DVD of the Week: The Bellboy

…or, Jerry Lewis, democrat. He got his chance to direct in early 1960, when he persuaded Paramount to hold back his newest comic vehicle, “Cinderfella” (directed by Frank Tashlin), until the Christmas season and agreed to give them something else to release in the summer. He learned much about precision and audacity from Tashlin; he infused the camera-conscious, frame-breaking form with a content all his own. “The Bellboy,” which I discuss in the clip above, features Lewis in a double role, and double roles are, in fact, the film’s subject. Lewis plays Stanley, the endearingly incompetent title character, who is employed in the Fontainebleau Hotel, in Miami Beach; he also plays himself, Jerry Lewis, big-time celebrity, whose entourage takes endless minutes to stream out of his limousine and surrounds him obsequiously in the hotel lobby.
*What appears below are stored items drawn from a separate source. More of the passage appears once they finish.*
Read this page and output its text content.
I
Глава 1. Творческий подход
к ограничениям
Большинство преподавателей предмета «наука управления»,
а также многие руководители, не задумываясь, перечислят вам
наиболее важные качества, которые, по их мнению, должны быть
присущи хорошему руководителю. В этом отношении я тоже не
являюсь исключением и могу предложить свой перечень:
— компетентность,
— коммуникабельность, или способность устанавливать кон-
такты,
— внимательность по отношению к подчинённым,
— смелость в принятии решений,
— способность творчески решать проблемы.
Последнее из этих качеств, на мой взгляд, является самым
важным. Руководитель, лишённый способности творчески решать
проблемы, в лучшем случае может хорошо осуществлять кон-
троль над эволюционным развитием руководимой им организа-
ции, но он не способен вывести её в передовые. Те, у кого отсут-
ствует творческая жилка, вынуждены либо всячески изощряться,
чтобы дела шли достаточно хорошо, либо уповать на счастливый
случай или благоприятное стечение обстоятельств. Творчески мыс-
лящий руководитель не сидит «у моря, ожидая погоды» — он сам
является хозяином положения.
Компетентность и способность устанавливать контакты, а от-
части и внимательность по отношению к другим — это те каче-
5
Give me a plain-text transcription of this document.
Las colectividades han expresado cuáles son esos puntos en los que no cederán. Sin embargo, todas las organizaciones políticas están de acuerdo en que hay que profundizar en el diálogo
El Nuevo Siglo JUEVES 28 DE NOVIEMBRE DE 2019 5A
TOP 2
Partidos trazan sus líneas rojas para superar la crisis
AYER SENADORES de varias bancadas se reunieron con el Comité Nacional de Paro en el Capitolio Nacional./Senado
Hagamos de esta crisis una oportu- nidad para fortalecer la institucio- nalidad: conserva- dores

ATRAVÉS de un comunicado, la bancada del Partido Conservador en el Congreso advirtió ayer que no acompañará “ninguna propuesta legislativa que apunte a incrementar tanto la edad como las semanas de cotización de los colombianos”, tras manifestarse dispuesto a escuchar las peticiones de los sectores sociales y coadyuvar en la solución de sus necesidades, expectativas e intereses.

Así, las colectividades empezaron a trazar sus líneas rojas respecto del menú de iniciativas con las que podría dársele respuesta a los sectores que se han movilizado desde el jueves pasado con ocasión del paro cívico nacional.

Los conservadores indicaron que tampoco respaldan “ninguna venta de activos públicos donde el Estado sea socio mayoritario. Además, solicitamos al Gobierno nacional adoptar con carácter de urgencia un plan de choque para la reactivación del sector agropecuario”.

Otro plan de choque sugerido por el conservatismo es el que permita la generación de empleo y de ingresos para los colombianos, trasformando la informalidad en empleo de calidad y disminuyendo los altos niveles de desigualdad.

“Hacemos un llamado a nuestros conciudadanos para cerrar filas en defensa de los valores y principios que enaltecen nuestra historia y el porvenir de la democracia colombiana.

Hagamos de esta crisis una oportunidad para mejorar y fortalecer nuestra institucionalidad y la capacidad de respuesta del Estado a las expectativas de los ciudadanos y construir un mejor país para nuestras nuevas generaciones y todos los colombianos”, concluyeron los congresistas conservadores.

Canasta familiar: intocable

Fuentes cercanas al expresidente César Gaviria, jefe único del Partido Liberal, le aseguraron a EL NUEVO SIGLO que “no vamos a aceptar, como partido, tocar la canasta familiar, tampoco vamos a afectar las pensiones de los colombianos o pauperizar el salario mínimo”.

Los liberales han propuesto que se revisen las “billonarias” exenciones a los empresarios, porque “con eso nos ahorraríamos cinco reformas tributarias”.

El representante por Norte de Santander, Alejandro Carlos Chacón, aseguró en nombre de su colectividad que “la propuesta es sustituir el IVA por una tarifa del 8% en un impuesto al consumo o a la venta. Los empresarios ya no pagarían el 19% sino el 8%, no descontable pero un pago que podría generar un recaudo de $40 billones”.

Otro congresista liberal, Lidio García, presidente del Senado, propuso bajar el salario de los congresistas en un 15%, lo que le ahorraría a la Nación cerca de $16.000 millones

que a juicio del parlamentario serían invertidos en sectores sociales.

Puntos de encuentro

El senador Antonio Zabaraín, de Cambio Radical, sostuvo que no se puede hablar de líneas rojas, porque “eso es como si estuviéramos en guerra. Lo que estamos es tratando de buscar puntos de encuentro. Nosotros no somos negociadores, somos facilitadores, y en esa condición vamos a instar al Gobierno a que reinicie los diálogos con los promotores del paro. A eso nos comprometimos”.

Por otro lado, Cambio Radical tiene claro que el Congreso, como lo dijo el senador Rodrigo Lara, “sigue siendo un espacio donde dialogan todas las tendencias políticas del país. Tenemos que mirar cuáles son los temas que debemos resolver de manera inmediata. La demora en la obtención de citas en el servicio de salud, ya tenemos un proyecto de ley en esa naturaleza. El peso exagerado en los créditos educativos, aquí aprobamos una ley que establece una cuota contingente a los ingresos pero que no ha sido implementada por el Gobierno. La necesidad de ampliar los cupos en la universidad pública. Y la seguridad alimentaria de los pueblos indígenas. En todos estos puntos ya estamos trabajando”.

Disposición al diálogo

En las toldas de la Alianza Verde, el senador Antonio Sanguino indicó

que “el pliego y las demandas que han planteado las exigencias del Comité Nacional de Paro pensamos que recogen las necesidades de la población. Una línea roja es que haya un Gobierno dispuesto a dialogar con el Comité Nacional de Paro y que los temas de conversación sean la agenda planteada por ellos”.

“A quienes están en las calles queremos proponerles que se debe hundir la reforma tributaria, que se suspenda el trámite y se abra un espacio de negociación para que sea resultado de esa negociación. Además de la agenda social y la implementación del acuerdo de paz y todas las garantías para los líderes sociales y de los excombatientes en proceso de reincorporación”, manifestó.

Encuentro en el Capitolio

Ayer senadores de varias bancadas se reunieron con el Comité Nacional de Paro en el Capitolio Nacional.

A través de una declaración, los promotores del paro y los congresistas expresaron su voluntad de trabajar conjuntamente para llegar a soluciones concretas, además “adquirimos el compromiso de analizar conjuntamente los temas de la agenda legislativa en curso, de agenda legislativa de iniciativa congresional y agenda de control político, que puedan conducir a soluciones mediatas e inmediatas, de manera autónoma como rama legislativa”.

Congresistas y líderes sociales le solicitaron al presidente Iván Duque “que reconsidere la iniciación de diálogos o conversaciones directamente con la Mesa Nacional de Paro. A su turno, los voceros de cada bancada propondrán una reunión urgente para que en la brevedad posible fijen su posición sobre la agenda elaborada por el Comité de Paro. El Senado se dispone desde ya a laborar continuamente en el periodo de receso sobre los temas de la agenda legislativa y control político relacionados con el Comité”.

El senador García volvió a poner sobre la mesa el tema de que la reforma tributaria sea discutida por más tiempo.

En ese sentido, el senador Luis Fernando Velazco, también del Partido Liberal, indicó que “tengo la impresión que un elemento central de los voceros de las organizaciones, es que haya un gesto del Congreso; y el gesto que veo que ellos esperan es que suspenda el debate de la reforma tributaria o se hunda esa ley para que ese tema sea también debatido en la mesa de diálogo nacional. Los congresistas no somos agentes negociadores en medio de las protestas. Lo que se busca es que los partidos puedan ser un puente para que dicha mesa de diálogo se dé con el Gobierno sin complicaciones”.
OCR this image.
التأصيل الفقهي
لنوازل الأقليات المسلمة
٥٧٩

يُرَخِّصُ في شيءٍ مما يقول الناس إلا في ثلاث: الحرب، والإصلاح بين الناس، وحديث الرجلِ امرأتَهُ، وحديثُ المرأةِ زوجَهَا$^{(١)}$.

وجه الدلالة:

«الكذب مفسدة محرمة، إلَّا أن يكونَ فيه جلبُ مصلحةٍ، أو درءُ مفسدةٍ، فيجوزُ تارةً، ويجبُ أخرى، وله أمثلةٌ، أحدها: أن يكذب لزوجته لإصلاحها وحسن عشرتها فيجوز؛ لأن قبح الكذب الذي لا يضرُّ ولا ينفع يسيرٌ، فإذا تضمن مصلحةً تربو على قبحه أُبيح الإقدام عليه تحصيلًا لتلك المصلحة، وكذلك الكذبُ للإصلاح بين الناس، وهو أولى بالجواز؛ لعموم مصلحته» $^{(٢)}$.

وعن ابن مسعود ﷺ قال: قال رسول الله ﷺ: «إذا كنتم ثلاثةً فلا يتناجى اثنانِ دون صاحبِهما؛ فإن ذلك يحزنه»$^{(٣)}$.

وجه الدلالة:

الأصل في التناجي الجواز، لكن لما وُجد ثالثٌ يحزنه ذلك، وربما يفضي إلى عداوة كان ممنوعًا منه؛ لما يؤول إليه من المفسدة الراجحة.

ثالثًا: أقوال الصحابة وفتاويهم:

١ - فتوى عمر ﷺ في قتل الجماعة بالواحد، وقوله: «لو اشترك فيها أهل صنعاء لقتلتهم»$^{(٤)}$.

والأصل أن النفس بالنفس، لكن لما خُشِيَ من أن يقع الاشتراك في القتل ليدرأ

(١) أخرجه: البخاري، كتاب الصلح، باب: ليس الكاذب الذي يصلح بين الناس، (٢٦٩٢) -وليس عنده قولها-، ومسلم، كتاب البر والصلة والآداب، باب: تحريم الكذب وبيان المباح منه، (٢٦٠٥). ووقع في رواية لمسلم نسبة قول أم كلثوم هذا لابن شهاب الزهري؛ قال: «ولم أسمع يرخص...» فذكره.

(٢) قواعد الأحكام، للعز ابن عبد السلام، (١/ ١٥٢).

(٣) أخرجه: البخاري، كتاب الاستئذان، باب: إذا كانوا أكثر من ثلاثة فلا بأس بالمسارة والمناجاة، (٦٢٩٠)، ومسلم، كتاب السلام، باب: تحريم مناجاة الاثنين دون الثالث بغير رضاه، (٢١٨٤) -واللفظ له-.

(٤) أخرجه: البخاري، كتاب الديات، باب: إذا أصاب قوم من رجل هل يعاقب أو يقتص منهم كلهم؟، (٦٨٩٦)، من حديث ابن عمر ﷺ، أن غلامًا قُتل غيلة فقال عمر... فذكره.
But the film features a host of other characters whose lives force them to hold double roles, the ones that Stanley and all of his uniformed colleagues in the hotel’s quasi-military service line have to play—first of all, themselves; and then, the one that, in the opening voice-over, detaches and demeans those men (and they are all men): namely, their official appellation as “bellboy.”

True to Lewis’s interest in the amorphous realms of identity, a comic intro by a fictitious Paramount executive (Jack Kruschen) declares the film to have “no story and no plot,” to be “a visual diary of a few weeks in the life of a real nut.” Of course, in a sense, Lewis is just setting his audience up for a rapidly assembled feature-length string of comic sketches. But he’s also setting up a theme of personal and even political substance, which he caps off in the film’s last line, which (not to spoil the gag) refers to “the other guy’s story.” That story, in Lewis’s view, is not a given; it has to be teased out empathetically, because it’s detached from a person’s public identity; but in Lewis’s humane utopia, it would be fused with public identity, would get expressed in the public sphere. And this movie, his first, is a brilliantly inventive step in that direction.

Last year, writing about Chris Fujiwara’s book about Lewis, I quoted a passage from the author’s ample interview with the filmmaker, in which the comedian’s divided character is exactly the issue. The insightful and self-revealing remarks are worth another look in the light of this movie.

P.S. It is, by now, a commonplace, but one that bears repeating: in 1956, Lewis had the idea for a closed-circuit TV camera to be mounted beside the movie camera so that, as a performer, he (and not just the director) could see the effect he was achieving on-screen, and he submitted a patent application for such a system. He put it into use on “The Bellboy”; a variant of his system is now the industry standard. Michael Frediani offers a detailed history of its development and a look at how Lewis used it.